Originally published in the San Antonio Express-News, January 30, 2005
by Susan Ives

When I zapped off last week’s column about the U.N. Millennium Development Report, I braced myself for the flood of hateful e-mail that always arrives after I write about poor people.

“*%( liberal !@*&$.”

The expletives vary, but that pesky L-word always holds the pride of place. Liberal.

If eliminating poverty in the Third World is liberal, you can add the CIA, the Pentagon, the Bush administration, the World Bank and the International Monetary Fund to your list of pernicious liberal institutions.

All agree poverty, not ideology, is the primary cause of instability in our world.

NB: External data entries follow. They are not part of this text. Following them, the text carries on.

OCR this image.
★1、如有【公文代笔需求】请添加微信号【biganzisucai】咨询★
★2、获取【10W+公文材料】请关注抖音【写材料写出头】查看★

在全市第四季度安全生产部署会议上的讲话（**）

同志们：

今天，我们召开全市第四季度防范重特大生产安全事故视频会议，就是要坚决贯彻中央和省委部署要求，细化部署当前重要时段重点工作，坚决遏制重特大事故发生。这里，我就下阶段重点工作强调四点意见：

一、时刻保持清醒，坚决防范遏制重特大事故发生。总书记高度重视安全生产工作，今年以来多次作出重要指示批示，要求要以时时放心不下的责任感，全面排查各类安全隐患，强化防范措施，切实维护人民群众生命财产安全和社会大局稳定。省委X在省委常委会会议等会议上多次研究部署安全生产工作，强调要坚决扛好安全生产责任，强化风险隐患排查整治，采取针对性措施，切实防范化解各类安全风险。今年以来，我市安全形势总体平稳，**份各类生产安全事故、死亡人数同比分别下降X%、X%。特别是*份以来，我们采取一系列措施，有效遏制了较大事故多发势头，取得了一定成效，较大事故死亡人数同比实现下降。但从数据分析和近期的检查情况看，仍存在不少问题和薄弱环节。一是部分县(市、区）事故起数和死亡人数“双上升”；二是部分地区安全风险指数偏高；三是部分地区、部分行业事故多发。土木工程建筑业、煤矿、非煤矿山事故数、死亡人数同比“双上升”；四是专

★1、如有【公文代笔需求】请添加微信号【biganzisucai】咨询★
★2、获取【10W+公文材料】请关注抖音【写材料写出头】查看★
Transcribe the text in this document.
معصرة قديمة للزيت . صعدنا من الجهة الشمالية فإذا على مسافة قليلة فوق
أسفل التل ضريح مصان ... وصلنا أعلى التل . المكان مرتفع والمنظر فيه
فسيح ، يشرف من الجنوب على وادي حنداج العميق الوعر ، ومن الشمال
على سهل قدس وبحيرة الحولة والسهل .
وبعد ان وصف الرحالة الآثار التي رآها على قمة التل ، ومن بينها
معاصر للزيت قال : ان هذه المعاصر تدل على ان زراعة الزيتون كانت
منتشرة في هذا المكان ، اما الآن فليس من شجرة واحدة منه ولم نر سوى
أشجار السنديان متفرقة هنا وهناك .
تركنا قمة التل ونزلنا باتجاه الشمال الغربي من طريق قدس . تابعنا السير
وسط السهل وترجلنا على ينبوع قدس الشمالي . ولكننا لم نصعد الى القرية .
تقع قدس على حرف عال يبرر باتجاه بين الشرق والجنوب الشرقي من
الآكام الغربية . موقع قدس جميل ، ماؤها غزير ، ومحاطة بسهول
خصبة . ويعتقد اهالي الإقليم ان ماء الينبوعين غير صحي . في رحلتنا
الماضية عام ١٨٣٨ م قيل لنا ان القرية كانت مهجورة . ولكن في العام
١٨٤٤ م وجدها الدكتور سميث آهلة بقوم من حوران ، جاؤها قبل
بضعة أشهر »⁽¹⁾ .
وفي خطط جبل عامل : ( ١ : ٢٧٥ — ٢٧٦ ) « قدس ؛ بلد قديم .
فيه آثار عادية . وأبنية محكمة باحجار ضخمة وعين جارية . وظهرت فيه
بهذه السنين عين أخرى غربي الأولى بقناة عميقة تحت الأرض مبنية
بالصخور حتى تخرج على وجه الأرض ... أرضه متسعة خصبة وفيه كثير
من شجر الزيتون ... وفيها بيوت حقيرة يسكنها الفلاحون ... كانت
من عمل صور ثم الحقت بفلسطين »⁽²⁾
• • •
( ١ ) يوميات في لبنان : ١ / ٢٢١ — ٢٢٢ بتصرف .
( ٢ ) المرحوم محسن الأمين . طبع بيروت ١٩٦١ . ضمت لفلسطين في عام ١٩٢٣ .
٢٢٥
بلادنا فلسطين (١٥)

If your life is nasty, brutish and short, you have little stake in a stable world order. If you are illiterate and isolated, you have few opportunities to participate in a democracy. Global poverty makes the world less secure.

The Bush administration’s Millennium Challenge Corp., although it has not started disbursing money, takes an approach similar to that advocated in the U.N. report.

In December 2000, the CIA’s Global Trends 2015 report warned that some cities in the Arab world, for example, could become “impossibly overpopulated hubs of discontent, dramatically under-serviced by such basic infrastructure as drinking water and sewage.”

“Their population is likely to be young, hungry, sick, disillusioned and very, very angry,” the CIA concluded.

Figuring out a way to end global poverty is not liberal: It’s logical. It’s the one area in international affairs where the flint-hearted bankers and the bleeding-heart do-gooders agree.

The Millennium Project’s research shows not only that global poverty can be eliminated but also explains how, in rigorous technical detail. It acknowledges, as many of my e-mail buddies point out, that only about 30 cents of every dollar in development aid trickles down to the poor people it is intended to help. Much of it is frittered away through inefficiency and top-heavy administration, and some is skimmed off by corrupt officials.

Trust me: Liberals don’t like this. The guys with their fingers in the till are not the spiritual heirs of Mother Teresa, diverting the money to day-care centers and polio vaccinations. They are repressive dictators who exploit their own people by diverting aid money to arms, limos and tickets to inaugural balls, none of which is a favored liberal cause.

Everyone agrees that aid needs to be administered with greater efficiency and impeccable accountability. The Millennium report explains exactly how this can be done.

Although much of the report focuses on complex infrastructure changes, the most intriguing part is a list of 17 “quick win” actions that could immediately save millions of lives at modest cost, from providing free school meals in poverty-stricken areas to furnishing small diesel or solar-powered generators to hospitals.

Or providing mosquito nets.

Mosquitoes kill 20 times more people each year than the recent tsunami did; 1 million to 2 million people die every year from malaria, most of them in sub-Sahara Africa, 90 percent of them pregnant women and children under 5.

But the tragedy extends beyond the personal heartbreak of a motherless family or a tiny coffin. Malaria costs Africa 1.2 percent of its GDP, or about $12 billion a year, money desperately needed for other projects. It interrupts the education of the children that it doesn’t kill.

A $5 insecticide-impregnated bed net can protect a child for five years. That’s all it takes: $1 per year per child. Each month, 150,000 African children die of malaria. Columbia professor Jeffrey Sachs, director of the Millennium Project, calls it the silent tsunami. We can buck the tide.

“We’re calling for targeting the aid to those countries that are well-governed and can demonstrate the effective use of the aid, not only beforehand, but also through monitoring, evaluation and audits,” Sachs told the “The NewsHour with Jim Lehrer.”

Now that’s an approach that can appeal to the staunchest of conservatives and the most stalwart liberal. Sounds like a plan to me.